Luego está el componente de riesgo. Los tenedores de deuda reciben el pago primero si las cosas van mal. Tienen prioridad. Los accionistas son los últimos en la fila. Debido a esa senioridad, la deuda es intrínsecamente menos arriesgada, por lo que los prestamistas aceptan retornos más bajos. Los accionistas exigen retornos más altos para compensar ese riesgo adicional. Por eso, el costo del capital propio casi siempre es mayor que el costo de la deuda.

Las empresas miden el costo del capital propio usando algo llamado CAPM, que tiene en cuenta la tasa libre de riesgo (usualmente bonos del gobierno), la volatilidad de la acción en relación con el mercado (beta) y la prima de riesgo del mercado que esperan los inversores. La fórmula es sencilla: Tasa Libre de Riesgo más Beta por Prima de Riesgo del Mercado. Una empresa con ganancias volátiles o mayor riesgo percibido tendrá un costo de capital propio más alto porque los accionistas quieren mayor compensación.
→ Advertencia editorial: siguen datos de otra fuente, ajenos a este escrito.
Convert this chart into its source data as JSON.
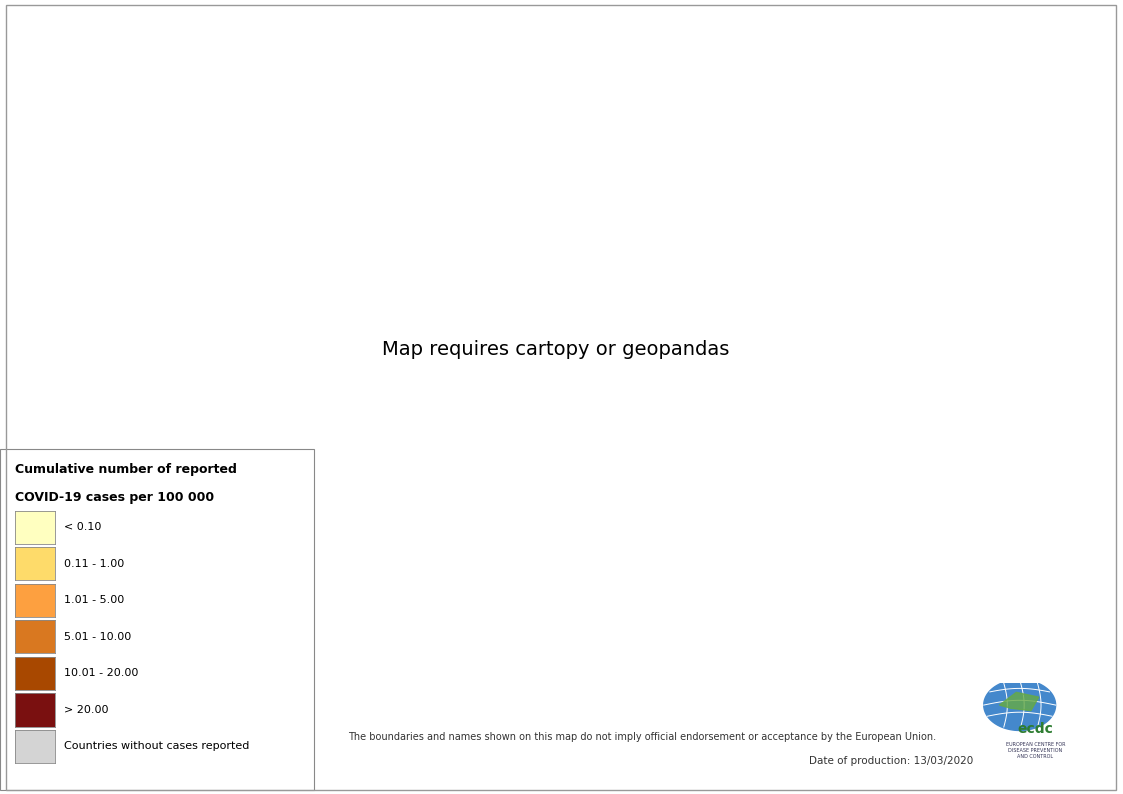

Ahora, ¿por qué la deuda es más barata que el capital en la práctica? Las empresas no solo miran una u otra. Calculan su costo promedio ponderado de capital (WACC), que combina ambos costos de deuda y capital en función de cuánto de cada uno están usando. La fórmula del WACC tiene en cuenta el valor de mercado del capital y la deuda, el costo de cada uno y ese beneficio fiscal que mencioné. Cuando haces los cálculos, el costo de la deuda después de impuestos casi siempre resulta ser menor.

Pero aquí es donde se pone interesante: demasiada deuda se vuelve un problema. Si una empresa se apalanca demasiado, los accionistas se ponen nerviosos por el riesgo financiero, por lo que empiezan a exigir retornos aún mayores. El costo del capital propio sube. Eventualmente, llegas a un punto donde agregar más deuda en realidad aumenta tu costo total de capital en lugar de reducirlo. Existe una estructura de capital óptima en algún punto intermedio.
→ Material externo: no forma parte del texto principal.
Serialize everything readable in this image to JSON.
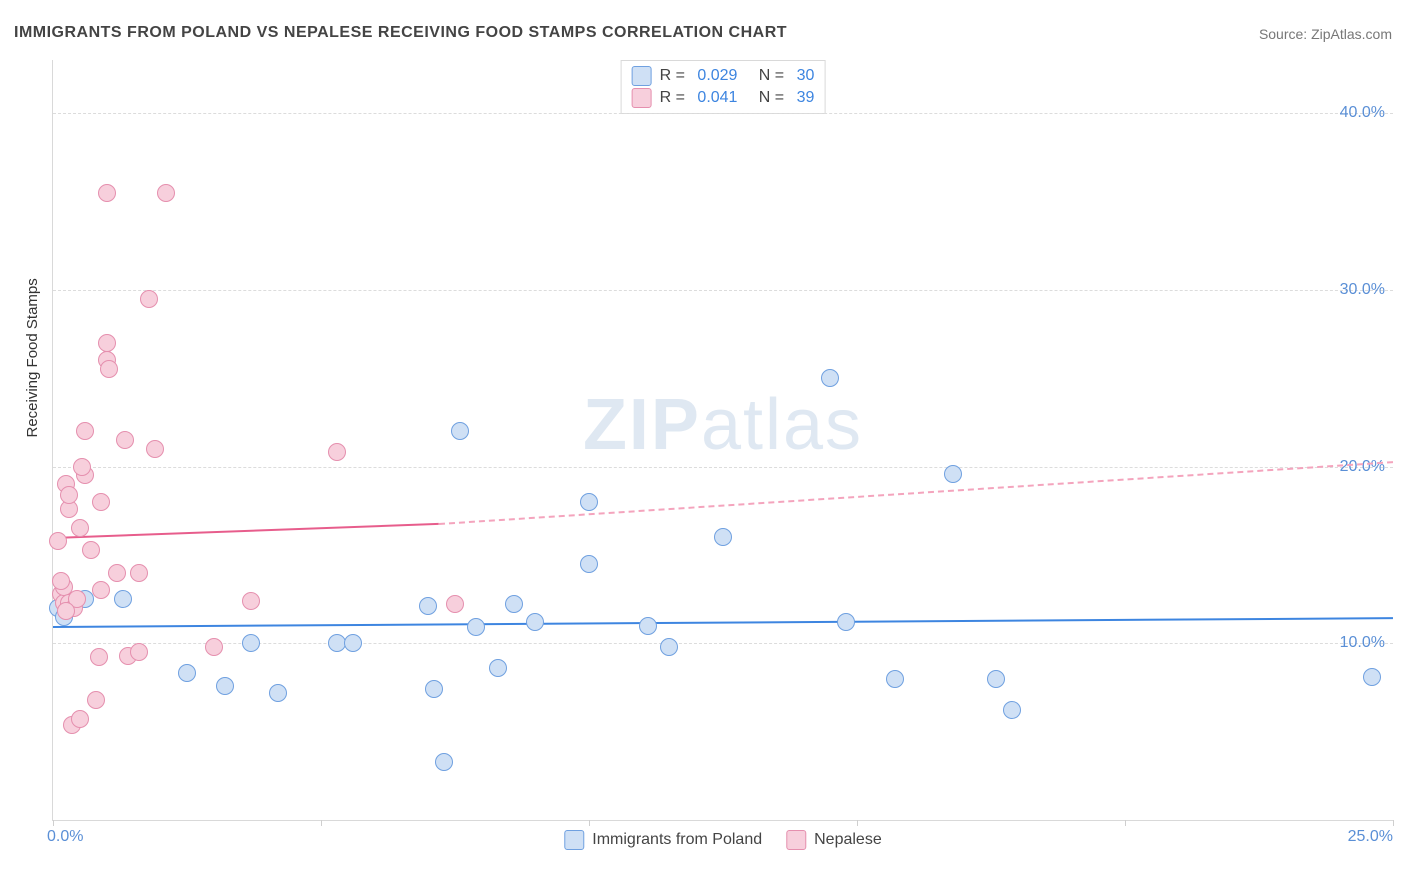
{
  "title": "IMMIGRANTS FROM POLAND VS NEPALESE RECEIVING FOOD STAMPS CORRELATION CHART",
  "source": "Source: ZipAtlas.com",
  "ylabel": "Receiving Food Stamps",
  "watermark_bold": "ZIP",
  "watermark_thin": "atlas",
  "chart": {
    "type": "scatter",
    "xlim": [
      0,
      25
    ],
    "ylim": [
      0,
      43
    ],
    "y_gridlines": [
      10,
      20,
      30,
      40
    ],
    "y_tick_labels": [
      "10.0%",
      "20.0%",
      "30.0%",
      "40.0%"
    ],
    "x_ticks": [
      0,
      5,
      10,
      15,
      20,
      25
    ],
    "x_tick_labels_shown": {
      "0": "0.0%",
      "25": "25.0%"
    },
    "background_color": "#ffffff",
    "grid_color": "#dcdcdc",
    "axis_color": "#d9d9d9",
    "tick_label_color": "#5a8fd6",
    "point_radius": 8,
    "series": [
      {
        "name": "Immigrants from Poland",
        "fill": "#cfe0f5",
        "stroke": "#6fa0e0",
        "trend_color": "#3d85e0",
        "R_label": "R = ",
        "R_value": "0.029",
        "N_label": "   N = ",
        "N_value": "30",
        "trend": {
          "x1": 0,
          "y1": 11.0,
          "x2": 25,
          "y2": 11.5,
          "solid_until_x": 25
        },
        "points": [
          [
            0.1,
            12.0
          ],
          [
            0.2,
            11.5
          ],
          [
            1.3,
            12.5
          ],
          [
            2.5,
            8.3
          ],
          [
            3.2,
            7.6
          ],
          [
            3.7,
            10.0
          ],
          [
            4.2,
            7.2
          ],
          [
            5.3,
            10.0
          ],
          [
            5.6,
            10.0
          ],
          [
            7.1,
            7.4
          ],
          [
            7.3,
            3.3
          ],
          [
            7.6,
            22.0
          ],
          [
            7.0,
            12.1
          ],
          [
            7.9,
            10.9
          ],
          [
            8.3,
            8.6
          ],
          [
            8.6,
            12.2
          ],
          [
            9.0,
            11.2
          ],
          [
            10.0,
            18.0
          ],
          [
            10.0,
            14.5
          ],
          [
            11.1,
            11.0
          ],
          [
            11.5,
            9.8
          ],
          [
            12.5,
            16.0
          ],
          [
            14.5,
            25.0
          ],
          [
            14.8,
            11.2
          ],
          [
            15.7,
            8.0
          ],
          [
            16.8,
            19.6
          ],
          [
            17.6,
            8.0
          ],
          [
            17.9,
            6.2
          ],
          [
            24.6,
            8.1
          ],
          [
            0.6,
            12.5
          ]
        ]
      },
      {
        "name": "Nepalese",
        "fill": "#f7cfdc",
        "stroke": "#e58fae",
        "trend_color": "#e75d8c",
        "R_label": "R = ",
        "R_value": "0.041",
        "N_label": "   N = ",
        "N_value": "39",
        "trend": {
          "x1": 0,
          "y1": 16.0,
          "x2": 7.2,
          "y2": 16.8,
          "dashed_to_x": 25,
          "dashed_to_y": 20.3
        },
        "points": [
          [
            0.1,
            15.8
          ],
          [
            0.15,
            12.8
          ],
          [
            0.2,
            12.3
          ],
          [
            0.2,
            13.2
          ],
          [
            0.25,
            19.0
          ],
          [
            0.3,
            12.3
          ],
          [
            0.3,
            17.6
          ],
          [
            0.3,
            18.4
          ],
          [
            0.35,
            5.4
          ],
          [
            0.4,
            12.0
          ],
          [
            0.45,
            12.5
          ],
          [
            0.5,
            5.7
          ],
          [
            0.6,
            19.5
          ],
          [
            0.6,
            22.0
          ],
          [
            0.7,
            15.3
          ],
          [
            0.8,
            6.8
          ],
          [
            0.85,
            9.2
          ],
          [
            0.9,
            13.0
          ],
          [
            1.0,
            35.5
          ],
          [
            1.0,
            26.0
          ],
          [
            1.0,
            27.0
          ],
          [
            1.2,
            14.0
          ],
          [
            1.35,
            21.5
          ],
          [
            1.4,
            9.3
          ],
          [
            1.6,
            14.0
          ],
          [
            1.6,
            9.5
          ],
          [
            1.8,
            29.5
          ],
          [
            1.9,
            21.0
          ],
          [
            2.1,
            35.5
          ],
          [
            3.0,
            9.8
          ],
          [
            3.7,
            12.4
          ],
          [
            5.3,
            20.8
          ],
          [
            7.5,
            12.2
          ],
          [
            0.15,
            13.5
          ],
          [
            0.25,
            11.8
          ],
          [
            0.5,
            16.5
          ],
          [
            0.55,
            20.0
          ],
          [
            0.9,
            18.0
          ],
          [
            1.05,
            25.5
          ]
        ]
      }
    ]
  },
  "bottom_legend": {
    "series1_label": "Immigrants from Poland",
    "series2_label": "Nepalese"
  }
}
Factores que mueven estos números incluyen las tasas de interés, la relación deuda-capital de la empresa, las tasas impositivas y las condiciones generales del mercado. En un entorno de tasas bajas, la deuda parece aún más barata. En una recesión, el costo del capital propio se dispara porque los inversores se vuelven más reacios al riesgo. La volatilidad económica afecta a ambos, pero el capital suele fluctuar más.
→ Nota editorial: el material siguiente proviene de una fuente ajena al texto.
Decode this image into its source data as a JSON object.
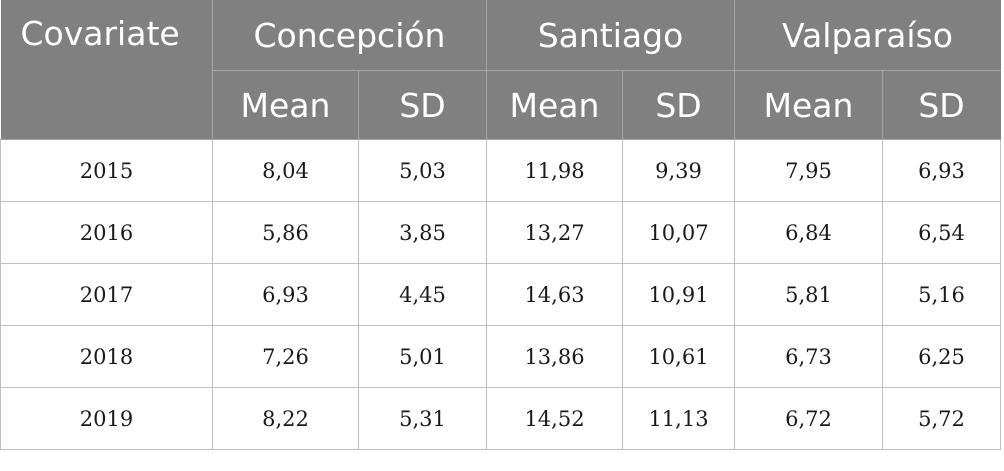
{
  "table": {
    "header": {
      "first_column": "Covariate",
      "groups": [
        "Concepción",
        "Santiago",
        "Valparaíso"
      ],
      "subheaders": [
        "Mean",
        "SD",
        "Mean",
        "SD",
        "Mean",
        "SD"
      ]
    },
    "rows": [
      {
        "year": "2015",
        "values": [
          "8,04",
          "5,03",
          "11,98",
          "9,39",
          "7,95",
          "6,93"
        ]
      },
      {
        "year": "2016",
        "values": [
          "5,86",
          "3,85",
          "13,27",
          "10,07",
          "6,84",
          "6,54"
        ]
      },
      {
        "year": "2017",
        "values": [
          "6,93",
          "4,45",
          "14,63",
          "10,91",
          "5,81",
          "5,16"
        ]
      },
      {
        "year": "2018",
        "values": [
          "7,26",
          "5,01",
          "13,86",
          "10,61",
          "6,73",
          "6,25"
        ]
      },
      {
        "year": "2019",
        "values": [
          "8,22",
          "5,31",
          "14,52",
          "11,13",
          "6,72",
          "5,72"
        ]
      }
    ]
  },
  "colors": {
    "header_background": "#808080",
    "header_text": "#ffffff",
    "grid_line": "#bfbfbf"
  }
}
La conclusión práctica: entender por qué la deuda es más barata que el capital ayuda a explicar por qué algunas empresas están más apalancadas que otras. No es al azar. Es una decisión calculada sobre la mezcla óptima de financiamiento. Algunas industrias pueden manejar más deuda cómodamente; otras necesitan mantenerse conservadoras. La clave es que las empresas están constantemente equilibrando estos costos para minimizar su costo total de capital, porque eso impacta directamente en qué proyectos pueden financiar y cuán rentables deben ser para justificar esas inversiones.